In der Kreisstadt werden neben den 200 kostenpflichtigen Stellplätzen auch 170 gebührenfreie Parkplätze wie am Burg- und am Fischerdamm angeboten. Und Parchimer können Bewohnerparkkarten zum Jahrespreis erwerben. Bei Großveranstaltungen wie dem Martinimarkt oder beim Stadtfest können vor allem die auswärtigen Gäste gebührenpflichtige Stellplätze vorübergehend kostenfrei nutzen.
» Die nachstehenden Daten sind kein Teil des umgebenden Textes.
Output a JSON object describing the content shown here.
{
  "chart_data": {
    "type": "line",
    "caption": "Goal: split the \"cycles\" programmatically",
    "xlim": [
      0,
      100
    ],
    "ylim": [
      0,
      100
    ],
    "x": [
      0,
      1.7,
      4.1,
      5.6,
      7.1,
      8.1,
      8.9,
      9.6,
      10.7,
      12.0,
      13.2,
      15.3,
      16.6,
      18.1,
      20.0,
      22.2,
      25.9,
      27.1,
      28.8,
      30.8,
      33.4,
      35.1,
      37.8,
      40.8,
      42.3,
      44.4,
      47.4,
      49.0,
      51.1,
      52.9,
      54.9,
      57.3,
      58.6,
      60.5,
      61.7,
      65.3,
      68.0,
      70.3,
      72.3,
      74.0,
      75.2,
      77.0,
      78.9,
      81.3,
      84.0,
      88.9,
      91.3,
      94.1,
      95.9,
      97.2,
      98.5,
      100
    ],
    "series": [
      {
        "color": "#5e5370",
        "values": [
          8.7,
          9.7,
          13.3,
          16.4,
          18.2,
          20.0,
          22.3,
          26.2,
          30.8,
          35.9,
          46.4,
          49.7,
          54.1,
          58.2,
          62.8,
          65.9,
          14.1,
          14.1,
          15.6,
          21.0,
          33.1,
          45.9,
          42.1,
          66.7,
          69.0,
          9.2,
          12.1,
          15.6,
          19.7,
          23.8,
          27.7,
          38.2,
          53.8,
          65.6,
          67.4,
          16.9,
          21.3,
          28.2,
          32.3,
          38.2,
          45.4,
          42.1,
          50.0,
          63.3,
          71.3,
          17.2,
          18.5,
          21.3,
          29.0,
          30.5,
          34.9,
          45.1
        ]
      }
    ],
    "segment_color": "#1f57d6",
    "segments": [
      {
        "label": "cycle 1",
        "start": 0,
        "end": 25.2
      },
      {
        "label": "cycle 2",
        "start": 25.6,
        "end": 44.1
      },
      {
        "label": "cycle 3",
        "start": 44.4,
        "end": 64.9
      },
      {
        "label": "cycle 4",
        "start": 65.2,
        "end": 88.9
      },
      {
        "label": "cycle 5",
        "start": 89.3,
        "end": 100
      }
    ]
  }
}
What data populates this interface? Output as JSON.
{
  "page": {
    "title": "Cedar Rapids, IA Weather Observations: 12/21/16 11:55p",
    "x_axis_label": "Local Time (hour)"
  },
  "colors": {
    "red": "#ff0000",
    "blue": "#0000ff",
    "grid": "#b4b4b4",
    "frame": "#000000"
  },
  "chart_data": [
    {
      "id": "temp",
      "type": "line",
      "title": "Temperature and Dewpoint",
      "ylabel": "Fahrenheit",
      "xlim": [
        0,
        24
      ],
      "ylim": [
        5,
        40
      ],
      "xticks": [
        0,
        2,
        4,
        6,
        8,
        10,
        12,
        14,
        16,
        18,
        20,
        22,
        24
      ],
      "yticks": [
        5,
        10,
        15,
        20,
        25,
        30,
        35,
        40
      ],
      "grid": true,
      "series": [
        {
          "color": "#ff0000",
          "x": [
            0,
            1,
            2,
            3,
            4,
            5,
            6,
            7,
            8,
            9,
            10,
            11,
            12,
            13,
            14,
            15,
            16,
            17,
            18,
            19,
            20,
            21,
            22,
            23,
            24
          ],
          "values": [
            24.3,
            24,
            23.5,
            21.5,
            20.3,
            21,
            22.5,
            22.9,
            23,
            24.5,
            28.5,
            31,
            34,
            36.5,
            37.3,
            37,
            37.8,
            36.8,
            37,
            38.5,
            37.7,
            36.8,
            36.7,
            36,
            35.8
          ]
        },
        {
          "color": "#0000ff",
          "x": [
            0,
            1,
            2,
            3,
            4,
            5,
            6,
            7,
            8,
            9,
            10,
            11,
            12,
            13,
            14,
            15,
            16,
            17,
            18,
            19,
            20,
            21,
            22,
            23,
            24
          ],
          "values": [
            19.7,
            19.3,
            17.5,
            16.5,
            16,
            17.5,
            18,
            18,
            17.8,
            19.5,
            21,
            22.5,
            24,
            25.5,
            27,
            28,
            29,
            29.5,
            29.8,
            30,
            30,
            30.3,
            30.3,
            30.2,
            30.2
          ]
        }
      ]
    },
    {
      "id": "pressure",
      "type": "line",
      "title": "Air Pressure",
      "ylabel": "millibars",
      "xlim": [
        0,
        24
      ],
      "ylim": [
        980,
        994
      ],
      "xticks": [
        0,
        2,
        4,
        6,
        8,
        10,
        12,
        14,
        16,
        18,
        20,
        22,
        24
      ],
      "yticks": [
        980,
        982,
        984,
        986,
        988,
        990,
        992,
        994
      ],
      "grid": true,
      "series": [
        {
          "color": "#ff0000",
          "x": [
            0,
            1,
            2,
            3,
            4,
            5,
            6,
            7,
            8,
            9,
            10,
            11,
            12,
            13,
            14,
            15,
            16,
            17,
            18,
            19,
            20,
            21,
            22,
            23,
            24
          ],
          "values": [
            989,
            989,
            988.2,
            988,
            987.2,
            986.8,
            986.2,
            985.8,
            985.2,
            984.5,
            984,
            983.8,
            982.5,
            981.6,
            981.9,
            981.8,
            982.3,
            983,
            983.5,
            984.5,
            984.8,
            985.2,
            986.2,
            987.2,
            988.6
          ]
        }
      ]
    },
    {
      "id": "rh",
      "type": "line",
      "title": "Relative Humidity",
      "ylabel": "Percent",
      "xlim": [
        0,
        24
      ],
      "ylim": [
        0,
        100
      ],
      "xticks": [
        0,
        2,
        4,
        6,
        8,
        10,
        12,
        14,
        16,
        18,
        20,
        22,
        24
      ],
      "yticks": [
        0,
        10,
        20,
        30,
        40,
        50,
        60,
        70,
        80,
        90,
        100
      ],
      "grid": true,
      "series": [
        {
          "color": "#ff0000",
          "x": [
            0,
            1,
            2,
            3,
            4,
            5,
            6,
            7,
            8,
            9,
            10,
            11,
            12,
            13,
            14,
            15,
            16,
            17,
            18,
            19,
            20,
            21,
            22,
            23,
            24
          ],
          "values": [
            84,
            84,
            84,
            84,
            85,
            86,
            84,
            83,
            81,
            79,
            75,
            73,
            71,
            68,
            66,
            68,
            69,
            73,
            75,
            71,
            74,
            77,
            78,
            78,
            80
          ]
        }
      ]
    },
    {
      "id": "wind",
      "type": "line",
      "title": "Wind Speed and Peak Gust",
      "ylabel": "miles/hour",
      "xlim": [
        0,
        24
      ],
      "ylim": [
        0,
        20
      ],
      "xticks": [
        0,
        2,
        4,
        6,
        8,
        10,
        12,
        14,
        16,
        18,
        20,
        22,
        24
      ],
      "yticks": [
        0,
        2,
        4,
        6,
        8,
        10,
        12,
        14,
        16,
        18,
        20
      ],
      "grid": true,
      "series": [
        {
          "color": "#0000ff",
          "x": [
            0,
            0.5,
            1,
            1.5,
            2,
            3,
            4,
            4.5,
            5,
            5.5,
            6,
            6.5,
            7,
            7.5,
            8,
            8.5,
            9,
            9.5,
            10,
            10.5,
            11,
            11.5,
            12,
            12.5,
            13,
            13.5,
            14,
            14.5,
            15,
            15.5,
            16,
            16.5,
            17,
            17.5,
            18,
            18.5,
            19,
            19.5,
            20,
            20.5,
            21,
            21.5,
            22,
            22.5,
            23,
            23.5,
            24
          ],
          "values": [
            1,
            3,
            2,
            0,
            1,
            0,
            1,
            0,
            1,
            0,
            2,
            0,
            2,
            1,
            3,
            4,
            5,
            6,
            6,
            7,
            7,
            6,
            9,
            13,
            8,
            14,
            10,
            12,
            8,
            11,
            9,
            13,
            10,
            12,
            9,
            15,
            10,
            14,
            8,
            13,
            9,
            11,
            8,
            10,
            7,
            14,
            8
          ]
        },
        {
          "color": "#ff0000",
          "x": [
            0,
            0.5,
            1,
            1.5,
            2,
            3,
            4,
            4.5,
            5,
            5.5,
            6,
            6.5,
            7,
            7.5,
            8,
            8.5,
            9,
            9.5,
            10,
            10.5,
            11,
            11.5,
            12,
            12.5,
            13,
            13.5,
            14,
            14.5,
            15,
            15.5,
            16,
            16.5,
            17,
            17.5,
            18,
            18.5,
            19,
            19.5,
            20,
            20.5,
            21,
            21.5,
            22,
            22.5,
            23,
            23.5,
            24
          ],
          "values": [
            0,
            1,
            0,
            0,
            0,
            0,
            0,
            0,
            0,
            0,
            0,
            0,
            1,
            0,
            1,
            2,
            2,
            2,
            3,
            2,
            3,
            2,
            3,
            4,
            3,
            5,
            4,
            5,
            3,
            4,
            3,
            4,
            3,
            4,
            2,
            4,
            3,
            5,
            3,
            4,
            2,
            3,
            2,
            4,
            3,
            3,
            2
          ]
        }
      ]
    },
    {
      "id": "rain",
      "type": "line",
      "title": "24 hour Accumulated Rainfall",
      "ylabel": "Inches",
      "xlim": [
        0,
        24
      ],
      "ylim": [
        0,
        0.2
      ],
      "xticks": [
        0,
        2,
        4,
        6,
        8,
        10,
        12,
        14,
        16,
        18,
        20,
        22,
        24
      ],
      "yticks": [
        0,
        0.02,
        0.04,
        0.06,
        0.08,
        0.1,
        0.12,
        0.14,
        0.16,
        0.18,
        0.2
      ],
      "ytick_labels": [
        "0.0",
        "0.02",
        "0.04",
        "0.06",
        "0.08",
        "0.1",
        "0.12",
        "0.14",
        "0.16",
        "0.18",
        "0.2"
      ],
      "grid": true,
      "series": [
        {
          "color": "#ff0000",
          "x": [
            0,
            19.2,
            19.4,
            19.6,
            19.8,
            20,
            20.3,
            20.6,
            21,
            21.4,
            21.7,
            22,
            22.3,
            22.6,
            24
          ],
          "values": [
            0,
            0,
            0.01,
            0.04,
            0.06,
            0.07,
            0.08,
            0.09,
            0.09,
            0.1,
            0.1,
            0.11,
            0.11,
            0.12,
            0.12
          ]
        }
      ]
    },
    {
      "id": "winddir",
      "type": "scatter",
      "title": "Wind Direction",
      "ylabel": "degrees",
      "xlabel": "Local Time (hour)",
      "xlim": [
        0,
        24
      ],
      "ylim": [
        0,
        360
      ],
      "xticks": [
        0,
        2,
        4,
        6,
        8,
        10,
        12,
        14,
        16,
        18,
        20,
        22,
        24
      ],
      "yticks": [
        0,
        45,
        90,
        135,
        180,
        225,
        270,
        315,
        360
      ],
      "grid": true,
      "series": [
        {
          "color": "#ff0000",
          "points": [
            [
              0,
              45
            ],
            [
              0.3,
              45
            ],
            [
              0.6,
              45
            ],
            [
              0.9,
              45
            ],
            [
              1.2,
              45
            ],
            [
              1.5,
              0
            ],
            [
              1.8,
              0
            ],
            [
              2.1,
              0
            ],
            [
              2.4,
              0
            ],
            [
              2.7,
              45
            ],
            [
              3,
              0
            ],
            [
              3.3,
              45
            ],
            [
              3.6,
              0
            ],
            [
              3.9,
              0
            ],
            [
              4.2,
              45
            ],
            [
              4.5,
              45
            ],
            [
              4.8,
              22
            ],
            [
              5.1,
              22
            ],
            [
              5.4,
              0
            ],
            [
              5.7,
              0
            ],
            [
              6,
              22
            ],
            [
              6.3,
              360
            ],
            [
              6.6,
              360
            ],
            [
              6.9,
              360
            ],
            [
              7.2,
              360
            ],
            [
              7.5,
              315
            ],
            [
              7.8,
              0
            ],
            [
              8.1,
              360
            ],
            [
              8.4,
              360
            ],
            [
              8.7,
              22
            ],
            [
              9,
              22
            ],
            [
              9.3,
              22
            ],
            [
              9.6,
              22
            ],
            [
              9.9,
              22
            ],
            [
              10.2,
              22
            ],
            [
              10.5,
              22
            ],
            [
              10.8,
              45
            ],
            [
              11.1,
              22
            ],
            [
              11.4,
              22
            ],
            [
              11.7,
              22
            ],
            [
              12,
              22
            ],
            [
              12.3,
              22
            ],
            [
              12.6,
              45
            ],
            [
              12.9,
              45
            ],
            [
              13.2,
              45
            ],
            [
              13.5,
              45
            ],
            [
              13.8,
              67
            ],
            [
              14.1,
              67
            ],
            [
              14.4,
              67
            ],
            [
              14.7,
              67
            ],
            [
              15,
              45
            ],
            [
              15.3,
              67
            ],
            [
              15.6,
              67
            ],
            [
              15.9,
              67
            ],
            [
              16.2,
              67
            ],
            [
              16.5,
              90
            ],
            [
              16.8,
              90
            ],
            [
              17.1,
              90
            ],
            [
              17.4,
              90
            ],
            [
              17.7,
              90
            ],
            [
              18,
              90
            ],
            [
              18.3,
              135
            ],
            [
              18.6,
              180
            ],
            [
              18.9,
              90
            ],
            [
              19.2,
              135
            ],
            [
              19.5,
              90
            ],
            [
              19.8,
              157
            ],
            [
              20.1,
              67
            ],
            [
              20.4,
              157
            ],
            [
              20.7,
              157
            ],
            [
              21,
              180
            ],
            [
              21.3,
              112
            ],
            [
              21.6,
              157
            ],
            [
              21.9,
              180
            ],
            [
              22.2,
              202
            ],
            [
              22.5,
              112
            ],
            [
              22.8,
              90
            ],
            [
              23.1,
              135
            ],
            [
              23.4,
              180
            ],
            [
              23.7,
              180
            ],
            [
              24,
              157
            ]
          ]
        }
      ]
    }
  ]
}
Obwohl die Voraussetzungen für das stressfrei Parken in Parchim seit Jahren gegeben sind, ignorieren sowohl einheimische und fremde Kraftfahrer die Regeln häufig. "Im zurückliegenden Jahr stellten die Politessen zahlreiche Verstöße wegen falschen Parkens fest. In 8200 Verfahren wurden Bußgelder von insgesamt 126 000 Euro festgesetzt", so ein Sprecher der Stadt.

Wer seine Strafe nicht zahlt, muss mit Konsequenzen rechnen. "Im Notfall setzen wir die gefürchtete Kralle ein und legen das Auto des Säumigen an die Kette", so der Mann vom Ordnungsamt. Danach habe bislang noch jeder gezahlt.

Akzeptiert werden dagegen weitgehend die Poller, die das Befahren des Stadtzentrums weitgehend einschränken. An anfänglicher Skepsis überwiegt die Zufriedenheit, dass mehr Ruhe in die Stadt kam.